In [94]:
import pandas as pd
from sklearn.model_selection import train_test_split
from sklearn.feature_extraction.text import CountVectorizer
from sklearn.naive_bayes import MultinomialNB
from sklearn.metrics import accuracy_score
from sklearn.feature_extraction.text import TfidfVectorizer

<hr>

The data is located in the file amazon_reviews.txt, each line contains a review and a 1 or 0 at the end of the line indicating wether the review is positive or negative resepctively.

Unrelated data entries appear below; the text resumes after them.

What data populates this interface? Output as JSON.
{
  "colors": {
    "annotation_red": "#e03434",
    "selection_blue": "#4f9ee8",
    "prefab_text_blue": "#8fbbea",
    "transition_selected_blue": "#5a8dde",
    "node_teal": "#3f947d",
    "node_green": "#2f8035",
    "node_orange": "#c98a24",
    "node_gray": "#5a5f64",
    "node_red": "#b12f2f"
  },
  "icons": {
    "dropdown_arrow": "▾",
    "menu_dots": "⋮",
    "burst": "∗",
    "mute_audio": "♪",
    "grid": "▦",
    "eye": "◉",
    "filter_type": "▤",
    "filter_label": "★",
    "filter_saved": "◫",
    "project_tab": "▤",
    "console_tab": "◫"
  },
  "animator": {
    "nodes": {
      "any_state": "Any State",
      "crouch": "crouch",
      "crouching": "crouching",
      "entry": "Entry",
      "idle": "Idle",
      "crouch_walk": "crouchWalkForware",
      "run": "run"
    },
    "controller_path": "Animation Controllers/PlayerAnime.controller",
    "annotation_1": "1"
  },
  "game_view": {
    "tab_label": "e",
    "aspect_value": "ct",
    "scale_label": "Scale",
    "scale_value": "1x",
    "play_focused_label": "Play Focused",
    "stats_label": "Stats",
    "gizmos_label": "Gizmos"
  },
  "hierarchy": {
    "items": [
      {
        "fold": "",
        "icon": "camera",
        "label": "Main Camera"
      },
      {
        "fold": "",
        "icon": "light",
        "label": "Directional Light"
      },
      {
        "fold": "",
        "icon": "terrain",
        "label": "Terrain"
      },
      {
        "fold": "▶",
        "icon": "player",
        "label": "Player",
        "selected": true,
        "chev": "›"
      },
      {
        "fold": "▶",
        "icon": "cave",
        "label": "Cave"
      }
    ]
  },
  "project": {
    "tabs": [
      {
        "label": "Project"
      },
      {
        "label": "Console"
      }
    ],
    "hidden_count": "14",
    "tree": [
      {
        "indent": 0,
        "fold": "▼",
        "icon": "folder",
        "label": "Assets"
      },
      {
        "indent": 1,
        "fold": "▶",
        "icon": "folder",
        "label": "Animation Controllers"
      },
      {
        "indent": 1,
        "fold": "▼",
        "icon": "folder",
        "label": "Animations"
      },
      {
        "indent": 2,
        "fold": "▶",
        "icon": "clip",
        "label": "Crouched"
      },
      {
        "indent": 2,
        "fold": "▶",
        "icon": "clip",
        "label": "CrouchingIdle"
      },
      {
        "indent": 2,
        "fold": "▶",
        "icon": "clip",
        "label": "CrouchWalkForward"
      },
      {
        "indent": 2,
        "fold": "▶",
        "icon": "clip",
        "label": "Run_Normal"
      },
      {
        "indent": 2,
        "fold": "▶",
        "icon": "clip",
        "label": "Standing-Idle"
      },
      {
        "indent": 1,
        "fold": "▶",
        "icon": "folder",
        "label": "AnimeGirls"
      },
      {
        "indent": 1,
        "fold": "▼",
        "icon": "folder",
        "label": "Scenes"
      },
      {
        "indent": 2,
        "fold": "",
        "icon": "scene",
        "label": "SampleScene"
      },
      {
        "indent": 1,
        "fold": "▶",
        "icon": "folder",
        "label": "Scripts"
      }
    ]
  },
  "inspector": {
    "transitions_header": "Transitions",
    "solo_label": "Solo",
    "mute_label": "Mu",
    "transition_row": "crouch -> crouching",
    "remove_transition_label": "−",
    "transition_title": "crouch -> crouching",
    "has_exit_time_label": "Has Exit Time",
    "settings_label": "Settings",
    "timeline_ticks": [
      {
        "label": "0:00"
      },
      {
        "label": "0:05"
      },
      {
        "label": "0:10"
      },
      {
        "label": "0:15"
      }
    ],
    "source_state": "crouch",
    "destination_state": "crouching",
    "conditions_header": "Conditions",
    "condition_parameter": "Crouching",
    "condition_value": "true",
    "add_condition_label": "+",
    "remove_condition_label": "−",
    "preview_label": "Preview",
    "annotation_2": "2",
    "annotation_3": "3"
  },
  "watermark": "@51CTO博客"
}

Load the data set into a dataframe (you can use pandas.read_csv), and notice that the seperator is a tab ('\t').

In [18]:
amazon_reviews = pd.read_csv("amazon_reviews.txt", sep="\t", header=None)
amazon_reviews.columns = ["comment","sentiment"]

<hr>
Print the first rows of your data frame to make sure data is loaded correctly

In [46]:
amazon_reviews.head(1)

Unnamed: 0,comment,sentiment
0,So there is no way for me to plug it in here i...,0


<hr>

Split your data into training and test sets (use 20% of reviews for test)

In [47]:
X_train, X_test, y_train, y_test = train_test_split(amazon_reviews.iloc[:,0], 
                                                    amazon_reviews.iloc[:,1], 
                                                    test_size=0.2, 
                                                    random_state=1)

<hr>

We will use the words in reviews as a features. Our naive bayes assumption would be the following:
* A review is randomly generated by:
    * Randomly choosing a class (positive or negative) with a probability to be learned
    * When a class is chosen, create a multinomial sequence of words (words in the overall vocabulary). At each position of the variable-size sequence a word_i is chosen with a multinomial probability P(w_i | Chosen sentiment class)
    * And therefor we don't care about the order of the words
 
We will then use a bag of words as a feature for each review. A feature vector is the number of occurences of each word in the vocabulary in the given review.

<hr>

Use sklean's feature extractor named `CountVectorizer` (https://bit.ly/2Yc5P1X) to convert reviews into bag of words. Fit the converter on your training data only.

In [77]:
vectorizer = CountVectorizer(analyzer='word', ngram_range=(1, 1))
vectorizer.fit(X_train)

corpus_train = vectorizer.transform(X_train)

<hr>

Instantiate a multinomial naive bayes classifier from sklearn `MultinomialNB` 

In [69]:
clf = MultinomialNB()

<hr>

Fit you classifier on training data

In [84]:
clf.fit(corpus_train, y_train)

MultinomialNB()

<hr>

Print the accuracy score of your classifier (you the built in score method of your model):
1. On your training data
2. And on your test data

In [87]:
pred_train = clf.predict(corpus_train)

accuracy_score(y_train, pred_train)

0.97375

In [88]:
corpus_test = vectorizer.transform(X_test)
pred_test = clf.predict(corpus_test)

accuracy_score(y_test, pred_test)

0.78

<hr>

Here we use only the number of occurences of each word. If you have time, try to fit using tf-idf. When you use tf-idf, if a word w_i has a high score within a given review, it will have a higher probability P(w_i | a given sentiment). Intuitevely, the tf-idf is just a counting scaled by the importance of a word.  

In [95]:
vectorizer = TfidfVectorizer()
vectorizer.fit(X_train)
corpus_train = vectorizer.transform(X_train)
corpus_test = vectorizer.transform(X_test)

clf = MultinomialNB()
clf.fit(corpus_train, y_train)

MultinomialNB()

In [96]:
pred_train = clf.predict(corpus_train)

accuracy_score(y_train, pred_train)

0.96875

In [97]:
corpus_test = vectorizer.transform(X_test)
pred_test = clf.predict(corpus_test)

accuracy_score(y_test, pred_test)

0.8